If any of you are interested in exploring other hypercorrections, please feel free to comment.







Comments
I was in England recently and heard a newsreader on the Beeb pronounce "issue" to rhyme with "miss you." When I was growing up in England I don't recall hearing anything other than ishoo (ditto tishoo for tissue). Is the spelling pronunciation of issue also a modern hypercorrection?
(M-W lists ishoo as the standard pronunciation and cites iss-you as mainly Br.)
Posted by: David L | September 12, 2011 2:35 PM
Not sure it really applies to the theme of your solicitation, but I wonder whether the use of "myself" in places that require no reflexive can be considered a hypercorrection.
Posted by: mike | September 12, 2011 3:47 PM
The myself thing is a classic hypercorrection born of status anxiety: either fear of making a confusing i and me, or fear of appearing egocentric.
Posted by: John McIntyre | September 12, 2011 3:53 PM
Small world--the comic strip "Zits" deals with this very topic (from a teen point of view, of course) in this morning's paper.
Posted by: Dahlink | September 12, 2011 4:50 PM
I actually thanked one of my colleagues for using "ask Susan or me" in a message the other day. I was prepared to flinch at "ask Susan or I" and was pleasantly surprised to not have to. The young lady I addressed knows me well enough to both mock me and be pleased at the same time.
Posted by: Nenya | September 12, 2011 5:48 PM
"Issyue" was standard in RP in the 19th and first part of the 20th century. Hence the joke about "Issue? I don't even *know* you", which depends on "issue" rhyming with "kiss you".

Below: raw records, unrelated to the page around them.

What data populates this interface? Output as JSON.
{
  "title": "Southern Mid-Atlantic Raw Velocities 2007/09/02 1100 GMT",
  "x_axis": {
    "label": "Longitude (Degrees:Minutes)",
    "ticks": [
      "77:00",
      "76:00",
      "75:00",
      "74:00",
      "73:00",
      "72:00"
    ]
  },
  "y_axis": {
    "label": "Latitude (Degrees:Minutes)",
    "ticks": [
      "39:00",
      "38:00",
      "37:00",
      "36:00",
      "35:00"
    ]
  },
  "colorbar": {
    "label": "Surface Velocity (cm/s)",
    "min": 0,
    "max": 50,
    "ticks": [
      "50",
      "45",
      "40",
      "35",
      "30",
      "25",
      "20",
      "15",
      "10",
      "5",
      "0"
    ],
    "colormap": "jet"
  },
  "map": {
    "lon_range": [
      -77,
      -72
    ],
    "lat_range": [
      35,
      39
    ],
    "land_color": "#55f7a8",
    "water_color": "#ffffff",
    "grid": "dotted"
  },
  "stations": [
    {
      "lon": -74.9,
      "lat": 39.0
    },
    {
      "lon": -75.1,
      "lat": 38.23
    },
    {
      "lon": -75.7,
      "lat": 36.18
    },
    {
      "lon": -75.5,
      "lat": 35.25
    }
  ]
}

Posted by: John Cowan | September 12, 2011 6:58 PM
Merriam-Webster's Dictionary of English Usage, in its entry on less, fewer, notes that fewer "is sometimes used in such a way as to make one suspect that an editor rather than a writer is responsible for the fewer" (p. 593). I wouldn't be surprised if that was true here.
Posted by: Jonathon | September 12, 2011 9:04 PM
Sometime in the 1970s, I think it was, I began hearing people, local TV news announcers in particular, say "controver-see-all". I was only 20 or so but still enough of a language-lover/peever-in-training to be dismayed. I had learned the word as "controvershial" and knew instinctively that spelling pronunciations were the refuge of parvenus.

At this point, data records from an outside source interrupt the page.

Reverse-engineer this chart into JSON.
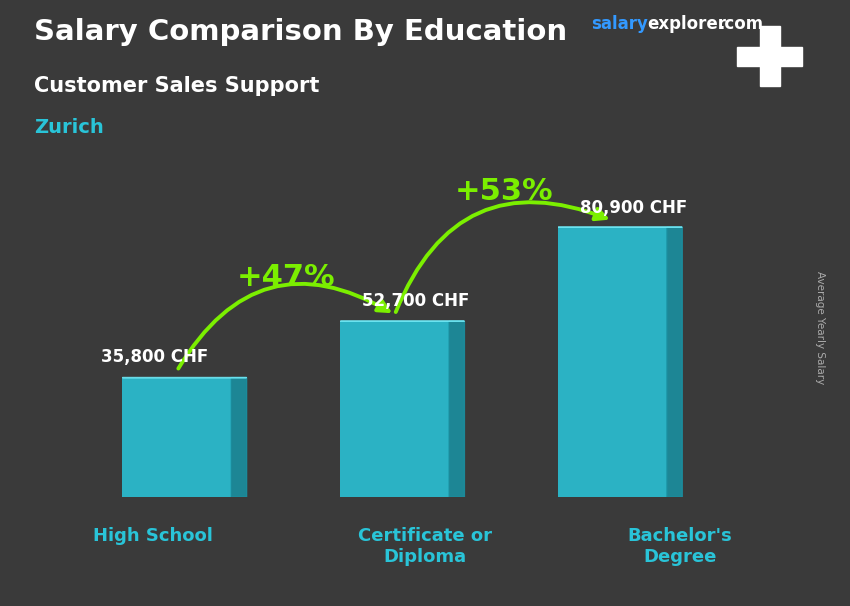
{
  "title": "Salary Comparison By Education",
  "subtitle": "Customer Sales Support",
  "location": "Zurich",
  "categories": [
    "High School",
    "Certificate or\nDiploma",
    "Bachelor's\nDegree"
  ],
  "values": [
    35800,
    52700,
    80900
  ],
  "value_labels": [
    "35,800 CHF",
    "52,700 CHF",
    "80,900 CHF"
  ],
  "pct_labels": [
    "+47%",
    "+53%"
  ],
  "bar_color": "#29C4D8",
  "bar_color_dark": "#1A8FA0",
  "bar_color_light": "#70E8F5",
  "title_color": "#FFFFFF",
  "subtitle_color": "#FFFFFF",
  "location_color": "#29C4D8",
  "value_color": "#FFFFFF",
  "pct_color": "#7BEF00",
  "arrow_color": "#7BEF00",
  "cat_color": "#29C4D8",
  "ylabel_text": "Average Yearly Salary",
  "brand_salary_color": "#3399FF",
  "brand_rest_color": "#FFFFFF",
  "figsize": [
    8.5,
    6.06
  ],
  "dpi": 100,
  "ylim_max": 100000,
  "bar_width": 0.5,
  "bg_color": "#3a3a3a"
}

Posted by: Rolig | September 13, 2011 8:15 AM
I ask not to pick nits, but for information.
In your original example, you claim that the idiomatic expression is "one less score than." What do you base that on?
In this setting, I'd have said "one score less than," unless I've misunderstood the original text. To me, "one score fewer than" would also be correct, if somewhat stilted.

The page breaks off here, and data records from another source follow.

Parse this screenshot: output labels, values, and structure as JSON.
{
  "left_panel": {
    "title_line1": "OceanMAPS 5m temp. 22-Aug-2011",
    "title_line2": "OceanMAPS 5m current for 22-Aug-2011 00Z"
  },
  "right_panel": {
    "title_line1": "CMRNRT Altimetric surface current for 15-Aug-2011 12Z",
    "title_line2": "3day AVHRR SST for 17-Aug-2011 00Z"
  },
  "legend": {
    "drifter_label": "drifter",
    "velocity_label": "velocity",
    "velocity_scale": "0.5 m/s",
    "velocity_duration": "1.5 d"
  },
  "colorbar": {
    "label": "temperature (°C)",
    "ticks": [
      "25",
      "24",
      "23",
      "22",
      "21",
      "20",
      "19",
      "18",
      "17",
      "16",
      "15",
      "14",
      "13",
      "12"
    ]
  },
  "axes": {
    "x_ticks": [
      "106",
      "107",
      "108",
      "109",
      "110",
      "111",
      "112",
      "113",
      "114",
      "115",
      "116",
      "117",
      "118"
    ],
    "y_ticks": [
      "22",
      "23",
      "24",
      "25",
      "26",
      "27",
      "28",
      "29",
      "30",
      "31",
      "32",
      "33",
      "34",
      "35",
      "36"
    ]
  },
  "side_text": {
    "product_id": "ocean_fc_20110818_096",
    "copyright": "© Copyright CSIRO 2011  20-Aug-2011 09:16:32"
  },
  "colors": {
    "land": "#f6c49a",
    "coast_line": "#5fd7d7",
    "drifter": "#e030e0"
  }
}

Posted by: Richard | September 13, 2011 12:32 PM
"Flow gently, sweet 'Often', among thy green braes!
Flow gently, I'll sing thee a song in thy praise!
My Mary's asleep by the murmuring stream--
Flow gently, sweet 'Often', disturb not her dream!
(Apologies to the revered Bard of Ayr, Robert Burns for taking liberties. Aye, sweet "Afton" it is, laddie..........Be gentle Laura Lee.)
As the late, great SNL alum, Gilda Radner's hearing-challenged reoccurring character, Emily Litella, was want to say....... "Never mind."
ALEX
P.S.: After the gravitas and solemnity of this past Sunday, Sept. 11th, and the 10th anniversary remembrance of the 9/11 terrorist attacks, I just felt like a little silliness, for what it's worth, might be in order.